1950 film by Jean Yarbrough

Joe Palooka Meets Humphrey is a 1950 film in the Joe Palooka series directed by Jean Yarbrough.

==Plot==
When their car veers off the road en route to their honeymoon, Joe Palooka and new wife Anne are rescued by a sweet lummox, Humphrey Pennyworth, who has amazing strength. Back at Joe's house, Knobby Walsh, concerned about newspaper reports that Joe intends to retire from boxing, visits and spends the night, causing a rift between Joe and Anne.

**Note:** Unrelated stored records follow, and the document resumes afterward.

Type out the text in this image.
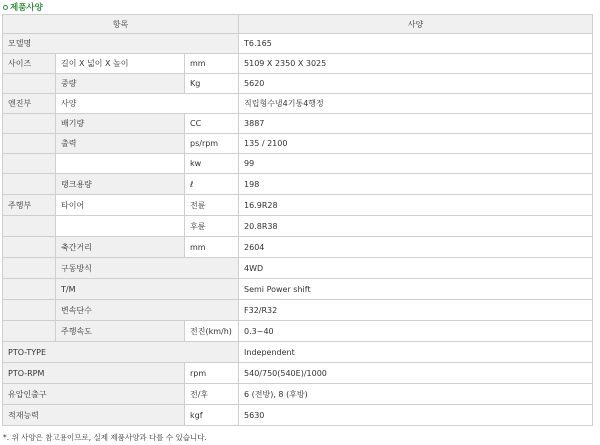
제품사양
항목			사양
모델명			T6.165
사이즈	길이 X 넓이 X 높이	mm	5109 X 2350 X 3025
	중량	Kg	5620
엔진부	사양		직립형수냉4기통4행정
	배기량	CC	3887
	출력	ps/rpm	135 / 2100
		kw	99
	탱크용량	ℓ	198
주행부	타이어	전륜	16.9R28
		후륜	20.8R38
	축간거리	mm	2604
	구동방식		4WD
	T/M		Semi Power shift
	변속단수		F32/R32
	주행속도	전진(km/h)	0.3~40
PTO-TYPE			Independent
PTO-RPM		rpm	540/750(540E)/1000
유압인출구		전/후	6 (전방), 8 (후방)
적재능력		kgf	5630
*. 위 사양은 참고용이므로, 실제 제품사양과 다를 수 있습니다.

A charity fight is arranged in which Joe will raise funds for a boys' club. When his scheduled opponent, Johnson, speaks an insulting remark, Humphrey flattens him. Johnson's shifty manager Belden now wants Humphrey to fight Joe instead, but Humphrey only wants to eat. Belden tells lies about Joe, persuading the gullible Humphrey to step into the ring. Belden's thugs attack Knobby, who has been pretending to be British boxing manager Lord Cecil. Joe's punches barely affect Humphrey, but without having eaten all day, Humphrey becomes dizzy from hunger. Joe defeats him, Belden is arrested and Humphrey's sister Prunella brings him a pie.

==Cast==
- Leon Errol as Knobby / Lord Cecil
- Joe Kirkwood, Jr. as Joe Palooka
- Elyse Knox as Anne
- Robert Coogan as Humphrey
- Jerome Cowan as Belden
- Joe Besser as Carlton
- Donald MacBride as Mayor

== Reception ==
The Los Angeles Times called the film "an original and outrageous comedy".